A opinião é do historiador israelense Yuval Harari, em seu abrangente livro chamado "Sapiens", recém lançado pela L&PM. Segundo ele, não se sabe ao certo como a história começou. Uma coisa é certa: ao ganhar independência do determinismo biológico, as narrativas se tornaram cada vez mais complexas e multifacetadas, indistinguíveis da realidade. Para compreender o Cristianismo ou a Revolução Francesa, defende o autor, já não basta (nem adianta) buscar compreender a interação de genes, hormônios e organismos com o seu ambiente. É preciso levar em conta a interação de ideias, imagens e fantasias.

A cultura humana, por mais forte que seja, não é suficiente para dissociá-lo do animal que o precedeu. Com 99% de seu DNA idêntico ao de chimpanzés e bonobos, o hominídeo tem menos de sapiens do que gostaria, e constrói boa parte de suas instituições e ideários por cima dos mesmos instintos dos neandertais e primatas que o precederam, com os mesmos desejos, medos e relações familiares do que se vê entre outras espécies de macacos.

A semelhança entre as espécies é tão grande que diferenças só aparecem quando se formam aglomerados de mais de 150 indivíduos, como propõe o antropólogo inglês Robin Dunbar, ao comparar o tamanho dos cérebros humanos com o de outros primatas. Quando as aglomerações chegam aos milhares de indivíduos, as diferenças impressionam. Padrões de comportamento como famílias, nações, partidos políticos e corporações jamais poderiam ser formadas pelos cérebros que não tem o nosso 1%.

A mesma cultura que propicia viagens da imaginação também restringe seus participantes a confinamentos imaginários. Como diz a sabedoria popular, a Cultura proíbe tudo que a Biologia permite. O que é possível é, por definição, também natural. As restrições que o bando de radicais fundamentalistas disfarçados de religiosos espalhados pelo mundo alegam ser "contra a natureza" não são tiradas da Biologia, mas da Teologia Cristã, praga medieval que insiste em se perpetuar através do discurso apavorado e medíocre de todos que defendem qualquer tradição.

Cada cultura tem crenças, normas e valores que mudam com o tempo. De vez em quando retrocedem, mas a tendência geral é avançarem para um ambiente plural e tolerante, rico em oportunidades. As mudanças podem vir de conflitos e contradições internas, embora sejam, na maior parte das vezes, aceleradas pelo contato com outras visões de mundo.

Ao longo dos milênios, diferentes culturas foram atraídas ou conquistadas por civilizações maiores e mais complexas, tornando o mundo cada vez maior em oportunidades e pontos de vista, ao mesmo tempo que menor em diversidade. A cultura é global, mesmo que não seja homogênea. Não há mais ilhas desertas ou populações isoladas. As poucas famílias que ainda se escondem na Amazônia e Nova Guiné são exceções que validam a regra.

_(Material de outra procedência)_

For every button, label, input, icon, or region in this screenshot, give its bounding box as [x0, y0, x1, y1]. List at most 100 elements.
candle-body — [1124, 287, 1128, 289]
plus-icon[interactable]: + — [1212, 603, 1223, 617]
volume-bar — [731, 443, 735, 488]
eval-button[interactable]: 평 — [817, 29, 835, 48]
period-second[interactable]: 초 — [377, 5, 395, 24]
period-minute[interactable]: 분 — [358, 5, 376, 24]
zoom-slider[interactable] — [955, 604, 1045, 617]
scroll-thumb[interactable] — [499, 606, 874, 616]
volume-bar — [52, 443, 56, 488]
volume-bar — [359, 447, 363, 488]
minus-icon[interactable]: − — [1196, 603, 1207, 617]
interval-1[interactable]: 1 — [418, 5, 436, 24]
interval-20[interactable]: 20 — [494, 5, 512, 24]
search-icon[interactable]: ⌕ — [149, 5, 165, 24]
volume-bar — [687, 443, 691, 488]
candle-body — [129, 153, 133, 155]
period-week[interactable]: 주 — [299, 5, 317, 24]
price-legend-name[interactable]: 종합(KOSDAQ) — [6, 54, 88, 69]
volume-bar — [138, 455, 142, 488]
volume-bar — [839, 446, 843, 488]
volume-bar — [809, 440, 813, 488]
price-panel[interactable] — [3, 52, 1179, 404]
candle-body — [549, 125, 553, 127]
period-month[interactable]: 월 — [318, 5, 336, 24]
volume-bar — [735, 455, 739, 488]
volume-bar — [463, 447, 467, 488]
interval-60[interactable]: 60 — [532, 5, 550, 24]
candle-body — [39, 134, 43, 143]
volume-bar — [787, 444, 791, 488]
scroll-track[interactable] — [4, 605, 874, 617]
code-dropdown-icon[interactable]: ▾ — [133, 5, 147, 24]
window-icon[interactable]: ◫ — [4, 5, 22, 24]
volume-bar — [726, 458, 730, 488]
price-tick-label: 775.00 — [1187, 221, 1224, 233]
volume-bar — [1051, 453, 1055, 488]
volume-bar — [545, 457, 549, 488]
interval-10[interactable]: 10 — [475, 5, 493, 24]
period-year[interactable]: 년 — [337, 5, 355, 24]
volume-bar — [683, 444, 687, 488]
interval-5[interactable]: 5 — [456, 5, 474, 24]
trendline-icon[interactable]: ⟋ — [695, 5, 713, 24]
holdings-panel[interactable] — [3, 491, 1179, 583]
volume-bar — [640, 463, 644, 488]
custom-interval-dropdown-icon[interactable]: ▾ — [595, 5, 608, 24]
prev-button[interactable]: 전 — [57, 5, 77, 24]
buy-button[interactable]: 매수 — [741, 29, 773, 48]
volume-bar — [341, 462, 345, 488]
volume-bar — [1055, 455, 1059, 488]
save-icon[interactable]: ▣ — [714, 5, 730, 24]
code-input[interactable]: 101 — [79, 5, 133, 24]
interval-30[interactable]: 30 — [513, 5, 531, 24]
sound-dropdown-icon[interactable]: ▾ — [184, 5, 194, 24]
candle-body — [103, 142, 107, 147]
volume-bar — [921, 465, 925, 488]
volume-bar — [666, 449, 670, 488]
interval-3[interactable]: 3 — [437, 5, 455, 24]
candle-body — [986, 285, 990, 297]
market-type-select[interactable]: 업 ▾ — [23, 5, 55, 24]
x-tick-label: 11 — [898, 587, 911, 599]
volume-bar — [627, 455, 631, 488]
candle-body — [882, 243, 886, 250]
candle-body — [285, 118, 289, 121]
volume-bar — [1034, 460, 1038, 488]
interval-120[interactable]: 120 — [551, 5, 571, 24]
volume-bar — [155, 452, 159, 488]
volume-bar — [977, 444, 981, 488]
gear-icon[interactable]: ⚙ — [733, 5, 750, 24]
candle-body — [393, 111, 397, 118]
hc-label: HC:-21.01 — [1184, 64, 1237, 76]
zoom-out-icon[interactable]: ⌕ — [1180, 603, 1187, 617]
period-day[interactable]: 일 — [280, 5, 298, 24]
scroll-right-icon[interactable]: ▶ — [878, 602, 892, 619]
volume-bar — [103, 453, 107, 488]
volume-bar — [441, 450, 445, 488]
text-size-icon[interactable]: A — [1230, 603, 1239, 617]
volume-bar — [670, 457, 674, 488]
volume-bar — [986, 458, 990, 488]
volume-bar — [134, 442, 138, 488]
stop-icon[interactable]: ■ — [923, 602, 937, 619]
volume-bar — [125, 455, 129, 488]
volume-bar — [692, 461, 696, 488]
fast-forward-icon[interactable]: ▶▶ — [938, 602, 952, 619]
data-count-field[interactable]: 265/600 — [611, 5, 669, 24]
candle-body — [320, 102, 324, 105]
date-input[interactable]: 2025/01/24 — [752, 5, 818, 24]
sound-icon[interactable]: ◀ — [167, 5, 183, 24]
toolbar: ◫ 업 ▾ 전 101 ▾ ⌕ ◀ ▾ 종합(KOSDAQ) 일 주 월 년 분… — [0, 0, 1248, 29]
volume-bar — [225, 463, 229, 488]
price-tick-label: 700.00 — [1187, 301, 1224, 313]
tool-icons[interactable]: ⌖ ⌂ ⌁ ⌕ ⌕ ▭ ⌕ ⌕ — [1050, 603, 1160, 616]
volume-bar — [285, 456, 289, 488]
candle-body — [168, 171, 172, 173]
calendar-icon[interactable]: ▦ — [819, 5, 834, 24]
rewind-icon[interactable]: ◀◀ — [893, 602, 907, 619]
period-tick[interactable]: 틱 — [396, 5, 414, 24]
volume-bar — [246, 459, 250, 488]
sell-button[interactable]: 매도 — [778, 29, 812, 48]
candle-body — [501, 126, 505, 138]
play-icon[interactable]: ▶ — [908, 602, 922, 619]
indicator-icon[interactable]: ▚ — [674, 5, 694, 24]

Organismo social heterogêneo, a rede global está longe de ser uniforme. E isso é uma excelente notícia. Ela conecta bilhões de indivíduos que, mesmo tendo estilos de vida e origens completamente diferentes, trocam ideias entre si usando das mesmas abstrações, estruturas tão complexas quanto pátrias ou corporações. Quando culturas entram em conflito, não há mais choque de civilizações. Suas forças e táticas podem ser diferentes, mas os termos –sejam eles dinheiro, armas ou vírus de computador– são os mesmos.

Alguns ingênuos ainda buscam fugir dessa cultura global em que se vive hoje, propondo um retorno à sociedade pura do "bom selvagem", que seria autêntica, livre dos pecados modernos. Isso não é possível. Todas as associações humanas são colagens de culturas que a precederam. Sem a colonização do México não haveria pimenta na Índia ou macarrão ao sugo na Itália. Não se pode voltar a um estado "inicial" sem causar ainda mais danos. E mesmo ele seria tão isolado e puro quanto uma jaula de zoológico.

Não há saída possível para a civilização contemporânea a não ser o entendimento de seu poder e dimensão e, através dessa compreensão, da busca por uma verdadeira mudança, de todos para todos.

Nos últimos 100 anos nossas vidas se transformaram mas nossos corpos não. Mudamos pouco porque as máquinas e a sociedade o fizeram por nós. Pouco importa o quanto nossos futuros descendentes se impressionem ao ver como estávamos distante da Utopia, eles se parecerão conosco. Isso ocorre porque, para seres humanos, o futuro evolucionário não reside mais no que se é, mas na forma com que se pensa.